Frame & Mark
If you don’t already know Frame magazine you need to find an issue. Published from Amsterdam since 1998, it’s been covering international interior design for 50 issues. Two reasons to see it: first, it manages to make the world it covers relevant way beyond its intended audience of interiors specialists, reflecting the wider mixing of design disciplines happening today; second it looks great, courtesy of Dutch design studio COMA.
While Frame does interiors, it’s new sister publication Mark does architecture. This 240 page, large-format, quarterly magazine (at what length does a magazine become a book?) presents a mix of small and major building projects and again makes them interesting to an audience beyond architects.
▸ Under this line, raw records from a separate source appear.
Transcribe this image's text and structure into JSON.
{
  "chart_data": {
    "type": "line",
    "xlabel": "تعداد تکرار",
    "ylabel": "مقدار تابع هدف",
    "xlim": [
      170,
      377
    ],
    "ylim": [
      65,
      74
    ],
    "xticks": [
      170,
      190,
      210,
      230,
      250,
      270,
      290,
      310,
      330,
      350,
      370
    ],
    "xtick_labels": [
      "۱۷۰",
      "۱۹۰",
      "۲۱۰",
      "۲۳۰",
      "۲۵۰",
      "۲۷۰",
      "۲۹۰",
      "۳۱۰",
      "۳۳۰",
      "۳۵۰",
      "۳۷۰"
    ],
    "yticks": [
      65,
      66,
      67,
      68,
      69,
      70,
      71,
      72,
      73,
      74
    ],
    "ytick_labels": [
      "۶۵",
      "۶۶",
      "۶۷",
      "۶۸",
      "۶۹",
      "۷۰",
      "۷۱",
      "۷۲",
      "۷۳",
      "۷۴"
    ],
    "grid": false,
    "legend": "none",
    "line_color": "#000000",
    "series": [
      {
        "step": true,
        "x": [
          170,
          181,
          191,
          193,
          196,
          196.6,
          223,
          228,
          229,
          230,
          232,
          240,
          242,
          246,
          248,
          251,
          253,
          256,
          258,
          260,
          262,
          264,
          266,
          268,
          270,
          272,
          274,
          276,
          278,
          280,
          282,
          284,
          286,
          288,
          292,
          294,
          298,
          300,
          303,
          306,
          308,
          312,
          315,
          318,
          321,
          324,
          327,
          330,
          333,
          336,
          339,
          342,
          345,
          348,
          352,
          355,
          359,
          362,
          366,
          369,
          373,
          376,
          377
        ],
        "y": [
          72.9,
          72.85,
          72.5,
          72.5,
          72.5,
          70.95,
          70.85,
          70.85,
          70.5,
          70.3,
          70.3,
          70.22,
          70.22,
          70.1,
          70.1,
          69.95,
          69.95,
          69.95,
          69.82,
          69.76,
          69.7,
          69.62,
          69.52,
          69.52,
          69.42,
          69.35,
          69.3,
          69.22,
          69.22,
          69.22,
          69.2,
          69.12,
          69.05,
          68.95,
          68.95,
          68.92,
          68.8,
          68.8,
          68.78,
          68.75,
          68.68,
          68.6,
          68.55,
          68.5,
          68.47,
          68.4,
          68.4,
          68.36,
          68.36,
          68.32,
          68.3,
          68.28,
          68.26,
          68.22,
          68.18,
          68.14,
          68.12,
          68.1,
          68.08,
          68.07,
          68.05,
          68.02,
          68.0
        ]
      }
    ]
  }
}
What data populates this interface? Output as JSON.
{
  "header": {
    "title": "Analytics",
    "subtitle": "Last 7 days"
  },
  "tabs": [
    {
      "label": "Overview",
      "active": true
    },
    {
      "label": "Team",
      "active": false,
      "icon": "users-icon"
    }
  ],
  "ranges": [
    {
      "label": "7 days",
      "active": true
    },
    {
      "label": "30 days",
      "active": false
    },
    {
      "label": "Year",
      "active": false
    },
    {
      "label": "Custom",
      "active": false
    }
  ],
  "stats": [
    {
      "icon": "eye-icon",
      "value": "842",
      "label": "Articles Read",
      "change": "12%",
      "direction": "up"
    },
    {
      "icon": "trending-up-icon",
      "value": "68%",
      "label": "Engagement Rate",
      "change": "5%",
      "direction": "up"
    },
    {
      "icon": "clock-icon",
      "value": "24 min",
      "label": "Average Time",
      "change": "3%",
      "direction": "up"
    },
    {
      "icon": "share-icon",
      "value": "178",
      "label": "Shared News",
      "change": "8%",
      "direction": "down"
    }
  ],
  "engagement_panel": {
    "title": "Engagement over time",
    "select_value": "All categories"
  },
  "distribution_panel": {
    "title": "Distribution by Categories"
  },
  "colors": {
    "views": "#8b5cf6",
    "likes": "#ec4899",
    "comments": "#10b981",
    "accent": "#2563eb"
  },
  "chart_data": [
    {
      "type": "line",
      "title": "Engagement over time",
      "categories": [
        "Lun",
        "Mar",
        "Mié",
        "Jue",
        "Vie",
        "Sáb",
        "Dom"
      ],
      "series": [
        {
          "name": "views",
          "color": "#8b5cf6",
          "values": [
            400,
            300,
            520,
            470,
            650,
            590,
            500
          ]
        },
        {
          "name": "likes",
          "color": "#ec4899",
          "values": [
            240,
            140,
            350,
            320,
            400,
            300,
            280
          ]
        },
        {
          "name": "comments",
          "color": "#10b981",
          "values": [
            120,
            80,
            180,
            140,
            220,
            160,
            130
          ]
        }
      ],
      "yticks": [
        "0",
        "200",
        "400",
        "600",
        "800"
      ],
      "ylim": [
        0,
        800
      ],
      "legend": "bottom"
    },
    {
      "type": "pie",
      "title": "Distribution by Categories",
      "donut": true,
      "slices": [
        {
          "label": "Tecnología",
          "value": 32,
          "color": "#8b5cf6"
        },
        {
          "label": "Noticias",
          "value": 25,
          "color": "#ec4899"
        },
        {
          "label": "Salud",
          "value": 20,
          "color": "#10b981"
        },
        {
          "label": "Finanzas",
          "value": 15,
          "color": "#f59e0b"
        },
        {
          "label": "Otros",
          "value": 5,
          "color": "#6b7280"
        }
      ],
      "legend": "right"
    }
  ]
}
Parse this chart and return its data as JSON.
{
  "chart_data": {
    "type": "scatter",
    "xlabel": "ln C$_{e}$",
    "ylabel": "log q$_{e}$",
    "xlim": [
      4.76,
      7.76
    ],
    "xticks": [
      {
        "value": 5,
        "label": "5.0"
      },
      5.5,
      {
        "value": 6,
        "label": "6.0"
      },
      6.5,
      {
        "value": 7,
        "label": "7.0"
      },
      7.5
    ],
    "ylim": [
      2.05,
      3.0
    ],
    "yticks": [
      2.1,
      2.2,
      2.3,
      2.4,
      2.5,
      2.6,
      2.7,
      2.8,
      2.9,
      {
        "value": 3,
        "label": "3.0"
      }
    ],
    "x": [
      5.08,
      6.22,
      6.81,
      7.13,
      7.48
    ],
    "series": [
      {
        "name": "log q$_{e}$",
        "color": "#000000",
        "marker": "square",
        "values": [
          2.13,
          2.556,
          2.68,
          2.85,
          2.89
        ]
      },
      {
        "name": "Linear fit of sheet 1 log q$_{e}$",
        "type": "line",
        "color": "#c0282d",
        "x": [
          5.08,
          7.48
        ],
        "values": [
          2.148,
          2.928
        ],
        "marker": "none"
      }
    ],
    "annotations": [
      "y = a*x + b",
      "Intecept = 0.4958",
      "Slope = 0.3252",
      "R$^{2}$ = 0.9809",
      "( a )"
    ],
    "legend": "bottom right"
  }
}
Reflecting their shared desire to break boundaries, the two magazines are unashamedly designed in the most flamboyant manner. Instead of following the traditional minimalist approach taken by most of design and architecture press, Frame and Mark each use design to express the excitement of the content they are presenting.
Each issue of Frame, published six times a year, has a new set of effects and design tricks, all interesting but never over-indulgent. Mark, designed by Machine, has retained a singular graphic identity for its first two issues that is even more successful than Frame’s design. It uses a small set of tools to create a varied range of designs, as the images below demonstrate.
These are some of the most exciting page designs I’ve seen in a long time. When you analyse what the components of these pages are, there’s very little there: pictures, two typefaces, and plenty of graphic patterning. But the way these parts are combined and overlaid make the pages absolutely electric. The pages are very designed but in a way that adds to, rather than detracts from, the content. Indeed, it’s the content – pictorial and written – that jumps forward from every page, despite the freeform design approach.